Степка в эти деревенские забобоны не верил. Он с нетерпением ждал гуляний – местная молодёжь взахлёб рассказывала о традициях, колядках, вождении козы.
("дэ коза хо-о-одыть, там жы-ыто р-о-одыть!").
Когда баба Галя ушла, на улице пустилась метель да такая, что света белого не видно сквозь снежную завесу.
Тут вдруг слышит Степка – стучит в окошко кто-то, плачет – стонет жалобно-жалобно.
– Есть тут кто? Впустите меня, добрые люди…
Степа к двери подошёл, глянул в щелку – стоит на пороге старичок с локоток. Стало Степану мужичка жалко, отворил. В дом ворвался свистящий вихрь, засыпал глаза ледяным снегом, а старичка и след простыл.
Баба Галя позвонила спустя несколько дней после Степкиного возвращения в Россию. Выглядела она неважно, волосы, не покрытые «хусткой»5 были грязными и нечесаными.
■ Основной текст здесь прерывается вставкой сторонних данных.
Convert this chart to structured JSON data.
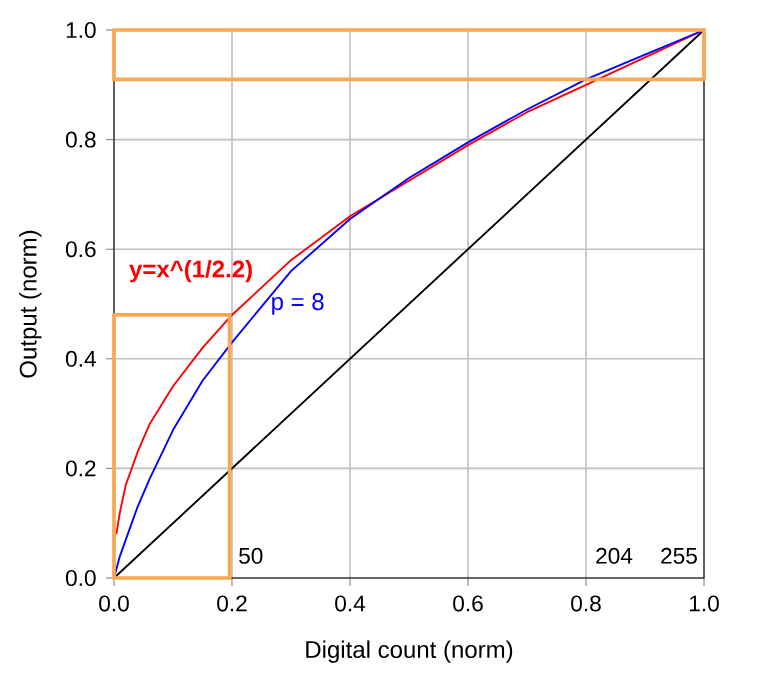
{
  "chart_data": {
    "type": "line",
    "xlabel": "Digital count (norm)",
    "ylabel": "Output (norm)",
    "xlim": [
      0,
      1
    ],
    "ylim": [
      0,
      1
    ],
    "xticks": [
      {
        "value": 0,
        "label": "0.0"
      },
      {
        "value": 0.2,
        "label": "0.2"
      },
      {
        "value": 0.4,
        "label": "0.4"
      },
      {
        "value": 0.6,
        "label": "0.6"
      },
      {
        "value": 0.8,
        "label": "0.8"
      },
      {
        "value": 1,
        "label": "1.0"
      }
    ],
    "yticks": [
      {
        "value": 0,
        "label": "0.0"
      },
      {
        "value": 0.2,
        "label": "0.2"
      },
      {
        "value": 0.4,
        "label": "0.4"
      },
      {
        "value": 0.6,
        "label": "0.6"
      },
      {
        "value": 0.8,
        "label": "0.8"
      },
      {
        "value": 1,
        "label": "1.0"
      }
    ],
    "grid": true,
    "marker": "none",
    "line_style": "solid",
    "series": [
      {
        "color": "#000000",
        "x": [
          0,
          1
        ],
        "values": [
          0,
          1
        ]
      },
      {
        "name": "y=x^(1/2.2)",
        "color": "#ff0000",
        "x": [
          0.004,
          0.01,
          0.02,
          0.04,
          0.06,
          0.1,
          0.15,
          0.2,
          0.3,
          0.4,
          0.5,
          0.6,
          0.7,
          0.8,
          0.9,
          1.0
        ],
        "values": [
          0.08,
          0.12,
          0.17,
          0.23,
          0.28,
          0.35,
          0.42,
          0.48,
          0.58,
          0.66,
          0.725,
          0.79,
          0.85,
          0.9,
          0.95,
          1.0
        ]
      },
      {
        "name": "p = 8",
        "color": "#0000ff",
        "x": [
          0,
          0.01,
          0.02,
          0.04,
          0.06,
          0.1,
          0.15,
          0.2,
          0.3,
          0.4,
          0.5,
          0.6,
          0.7,
          0.8,
          0.9,
          1.0
        ],
        "values": [
          0,
          0.04,
          0.07,
          0.13,
          0.18,
          0.27,
          0.36,
          0.43,
          0.56,
          0.655,
          0.73,
          0.795,
          0.855,
          0.91,
          0.955,
          1.0
        ]
      }
    ],
    "annotations": [
      "50",
      "204",
      "255"
    ]
  }
}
– Он мне покоя не дает, Слава. – Донеслись до Степки баб Галины слова. – Ходит, бродит, вздыхает, ждет, когда я усну. Другой раз, как долго глаз не сомкну, рядом ложиться и дышит так тяжело, словно храпит. А когда я усну наваливается на грудь и душит… я его видела, старичок ростом с полметра, а ладони у него густой черной шерстью покрыты…
– Тетя Галя, – устало отвечал отец, – я же вам уже говорил – сонный паралич это. Обратитесь к доктору.
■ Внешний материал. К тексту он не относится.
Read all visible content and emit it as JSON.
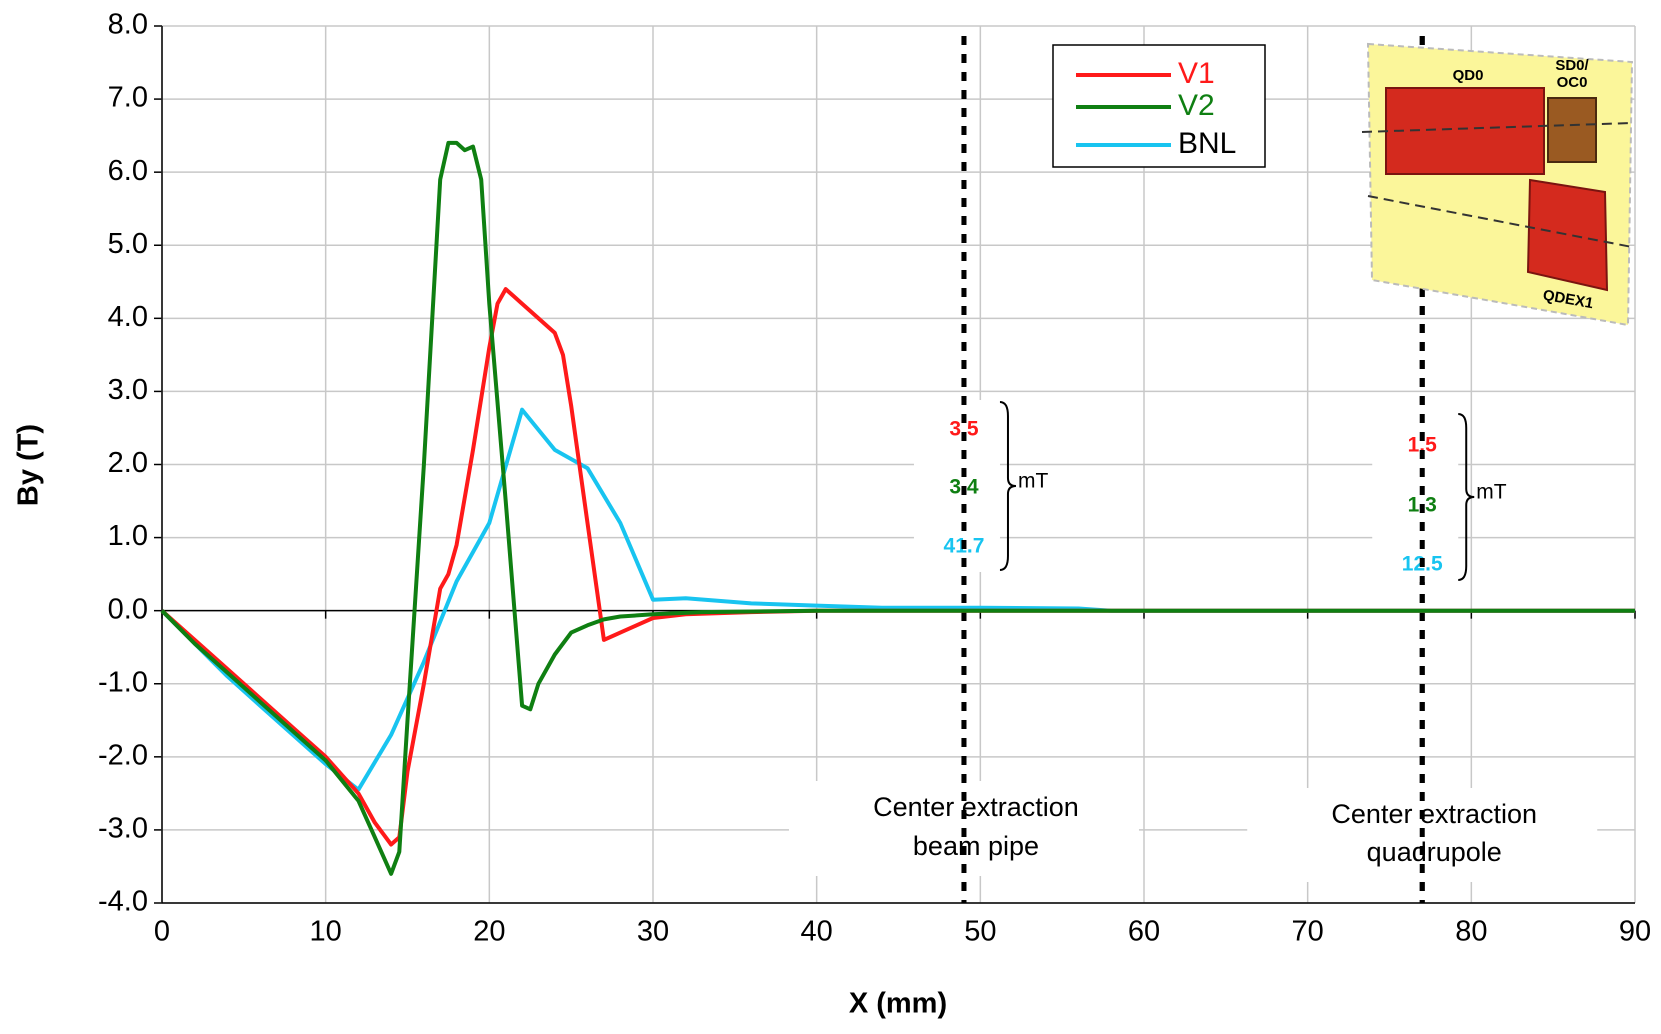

Кто его знал сколько бы это продолжалось, но в конце концов бабу Галю забрали к себе племянники и нападения «дидька» прекратились. А спустя полгода она умерла. Говорят, на поминальном обеде за столом сидел старичок в черных перчатках и горько-горько плакал.
– А ты видела? – Спросил Степа.
Аня нахмурилась:
– Видела. Только рассказывать не проси.